Legitimate variations:
- Agency sending for multiple clients (looks like snowshoe)
- Affiliate sending (often flagged)
- High-volume seasonal sending across infrastructure
Demonstrate legitimacy:
- Consolidate to consistent infrastructure
- Build reputation on stable domains
- Document your business model
Practitioner note: Agencies with many client domains often get flagged by Invaluement. The sending pattern—low volume from many domains—matches snowshoe characteristics. Document your legitimate agency model when requesting removal.
Prevention
Choose infrastructure wisely:
- Reputable ESP with strict policies
- Clean IP ranges
- Hosting providers that handle abuse reports
Sending hygiene:
- Consistent domain/IP usage
- Proper authentication everywhere
- Normal sending patterns
Monitoring:
- Check blacklists regularly
- Watch for infrastructure provider issues
- Monitor Microsoft delivery specifically
Invaluement vs Other Lists
| List | Focus | Microsoft Impact |
|---|---|---|
| Invaluement | Operations/infrastructure | High (SmartScreen) |
| Spamhaus | Individual spam | High (direct) |
| Barracuda | Enterprise | Moderate |
| SORBS | Various | Lower |
Invaluement uniquely affects Microsoft through SmartScreen integration. If Microsoft delivery is specifically poor, check Invaluement first.
When to Move Infrastructure
Consider moving if:
- Provider is persistently listed
- Provider isn't responding to abuse
- Other options won't resolve listing
- Microsoft delivery is critical to your business
Sometimes the only solution is cleaner infrastructure, especially for range listings.
If you're on Invaluement and struggling with Microsoft deliverability, schedule a consultation. I'll help assess whether removal or infrastructure changes are the right path.
Sources
- Invaluement: Lookup Tool
- MXToolbox: Blacklist Check
- Microsoft: SmartScreen
v1.0 · March 2026
Frequently Asked Questions
What is Invaluement blacklist?
Invaluement maintains several blocklists targeting snowshoe spam (distributed across many IPs), botnet-hosting networks, and persistent spam operations. Unlike complaint-based lists, Invaluement researchers identify spam operations through pattern analysis.
Why does Invaluement matter?
Microsoft uses Invaluement data in their SmartScreen filtering. An Invaluement listing significantly impacts Outlook.com, Hotmail, and Microsoft 365 delivery.

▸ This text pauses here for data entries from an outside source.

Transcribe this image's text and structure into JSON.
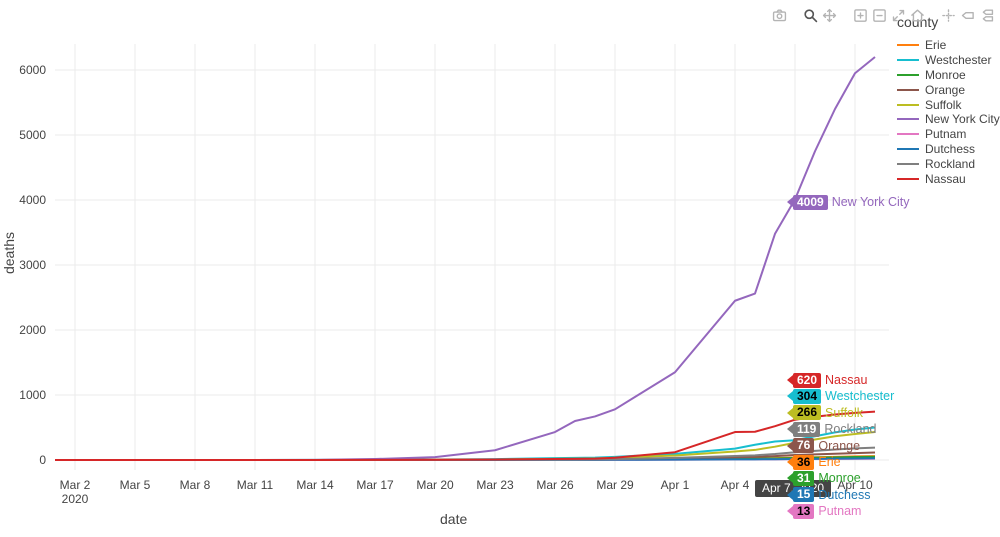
{
  "modebar": {
    "groups": [
      [
        "download-plot-camera"
      ],
      [
        "zoom",
        "pan"
      ],
      [
        "zoom-in",
        "zoom-out",
        "autoscale",
        "reset-axes-home"
      ],
      [
        "toggle-spike-lines",
        "show-closest-on-hover",
        "compare-data-on-hover"
      ]
    ],
    "active_button": "zoom",
    "icon_color": "#b4b4b4",
    "active_color": "#555555"
  },
  "legend": {
    "title": "county",
    "items": [
      {
        "label": "Erie",
        "color": "#ff7f0e",
        "contrast": "#000000"
      },
      {
        "label": "Westchester",
        "color": "#17becf",
        "contrast": "#000000"
      },
      {
        "label": "Monroe",
        "color": "#2ca02c",
        "contrast": "#ffffff"
      },
      {
        "label": "Orange",
        "color": "#8c564b",
        "contrast": "#ffffff"
      },
      {
        "label": "Suffolk",
        "color": "#bcbd22",
        "contrast": "#000000"
      },
      {
        "label": "New York City",
        "color": "#9467bd",
        "contrast": "#ffffff"
      },
      {
        "label": "Putnam",
        "color": "#e377c2",
        "contrast": "#000000"
      },
      {
        "label": "Dutchess",
        "color": "#1f77b4",
        "contrast": "#ffffff"
      },
      {
        "label": "Rockland",
        "color": "#7f7f7f",
        "contrast": "#ffffff"
      },
      {
        "label": "Nassau",
        "color": "#d62728",
        "contrast": "#ffffff"
      }
    ]
  },
  "axes": {
    "x": {
      "title": "date",
      "ticks": [
        {
          "label": "Mar 2",
          "day": 1,
          "year": "2020"
        },
        {
          "label": "Mar 5",
          "day": 4
        },
        {
          "label": "Mar 8",
          "day": 7
        },
        {
          "label": "Mar 11",
          "day": 10
        },
        {
          "label": "Mar 14",
          "day": 13
        },
        {
          "label": "Mar 17",
          "day": 16
        },
        {
          "label": "Mar 20",
          "day": 19
        },
        {
          "label": "Mar 23",
          "day": 22
        },
        {
          "label": "Mar 26",
          "day": 25
        },
        {
          "label": "Mar 29",
          "day": 28
        },
        {
          "label": "Apr 1",
          "day": 31
        },
        {
          "label": "Apr 4",
          "day": 34
        },
        {
          "label": "Apr 7",
          "day": 37
        },
        {
          "label": "Apr 10",
          "day": 40
        }
      ]
    },
    "y": {
      "title": "deaths",
      "ticks": [
        0,
        1000,
        2000,
        3000,
        4000,
        5000,
        6000
      ]
    }
  },
  "hover": {
    "axis_label": "Apr 7, 2020",
    "nyc_point": {
      "county": "New York City",
      "value": "4009"
    },
    "stack": [
      {
        "county": "Nassau",
        "value": "620"
      },
      {
        "county": "Westchester",
        "value": "304"
      },
      {
        "county": "Suffolk",
        "value": "266"
      },
      {
        "county": "Rockland",
        "value": "119"
      },
      {
        "county": "Orange",
        "value": "76"
      },
      {
        "county": "Erie",
        "value": "36"
      },
      {
        "county": "Monroe",
        "value": "31"
      },
      {
        "county": "Dutchess",
        "value": "15"
      },
      {
        "county": "Putnam",
        "value": "13"
      }
    ]
  },
  "chart_data": {
    "type": "line",
    "title": "",
    "xlabel": "date",
    "ylabel": "deaths",
    "x_start_date": "Mar 1 2020",
    "x_end_date": "Apr 11 2020",
    "ylim": [
      0,
      6400
    ],
    "grid": true,
    "legend_position": "right",
    "day_offsets": [
      0,
      4,
      9,
      13,
      16,
      19,
      22,
      25,
      26,
      27,
      28,
      31,
      34,
      35,
      36,
      37,
      38,
      39,
      40,
      41
    ],
    "dates": [
      "Mar 1",
      "Mar 5",
      "Mar 10",
      "Mar 14",
      "Mar 17",
      "Mar 20",
      "Mar 23",
      "Mar 26",
      "Mar 27",
      "Mar 28",
      "Mar 29",
      "Apr 1",
      "Apr 4",
      "Apr 5",
      "Apr 6",
      "Apr 7",
      "Apr 8",
      "Apr 9",
      "Apr 10",
      "Apr 11"
    ],
    "series": [
      {
        "name": "Erie",
        "values": [
          0,
          0,
          0,
          0,
          0,
          0,
          1,
          2,
          3,
          4,
          6,
          12,
          21,
          24,
          29,
          36,
          42,
          49,
          55,
          60
        ]
      },
      {
        "name": "Westchester",
        "values": [
          0,
          0,
          0,
          1,
          3,
          7,
          14,
          28,
          32,
          36,
          48,
          95,
          175,
          235,
          285,
          304,
          365,
          425,
          470,
          500
        ]
      },
      {
        "name": "Monroe",
        "values": [
          0,
          0,
          0,
          0,
          0,
          0,
          1,
          2,
          3,
          4,
          5,
          10,
          17,
          19,
          24,
          31,
          36,
          41,
          46,
          50
        ]
      },
      {
        "name": "Orange",
        "values": [
          0,
          0,
          0,
          0,
          0,
          1,
          2,
          4,
          5,
          6,
          10,
          22,
          42,
          48,
          60,
          76,
          86,
          96,
          106,
          115
        ]
      },
      {
        "name": "Suffolk",
        "values": [
          0,
          0,
          0,
          0,
          1,
          3,
          8,
          17,
          20,
          24,
          34,
          70,
          130,
          155,
          205,
          266,
          315,
          365,
          400,
          430
        ]
      },
      {
        "name": "New York City",
        "values": [
          0,
          0,
          0,
          1,
          15,
          45,
          150,
          430,
          600,
          670,
          780,
          1350,
          2450,
          2560,
          3480,
          4009,
          4750,
          5400,
          5950,
          6200
        ]
      },
      {
        "name": "Putnam",
        "values": [
          0,
          0,
          0,
          0,
          0,
          0,
          0,
          1,
          1,
          1,
          2,
          4,
          7,
          8,
          10,
          13,
          15,
          16,
          18,
          20
        ]
      },
      {
        "name": "Dutchess",
        "values": [
          0,
          0,
          0,
          0,
          0,
          0,
          0,
          1,
          1,
          2,
          3,
          6,
          9,
          10,
          12,
          15,
          18,
          21,
          23,
          26
        ]
      },
      {
        "name": "Rockland",
        "values": [
          0,
          0,
          0,
          0,
          0,
          1,
          3,
          6,
          7,
          9,
          13,
          32,
          62,
          72,
          92,
          119,
          140,
          162,
          178,
          190
        ]
      },
      {
        "name": "Nassau",
        "values": [
          0,
          0,
          0,
          0,
          1,
          3,
          8,
          16,
          18,
          22,
          35,
          120,
          430,
          435,
          520,
          620,
          665,
          700,
          725,
          745
        ]
      }
    ]
  }
}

It's one of the most influential third-party lists for Microsoft deliverability.
Why was I listed on Invaluement?
Common reasons: your IP is in a range associated with spam operations, you're on infrastructure used by spammers, your sending patterns match snowshoe spam, or you're on a botnet-hosting network. Invaluement targets operations, not individual accidents.
How do I remove from Invaluement?
Contact Invaluement through their website with evidence you're a legitimate sender. Provide authentication details, explain your sending practices, and demonstrate compliance. Removal isn't automated—it requires manual review.
Is Invaluement listing always my fault?
Not necessarily. Invaluement lists IP ranges and networks, not just individual IPs. If your ESP or hosting provider has spam problems, you may be caught in a range listing. Consider infrastructure changes if your provider is listed.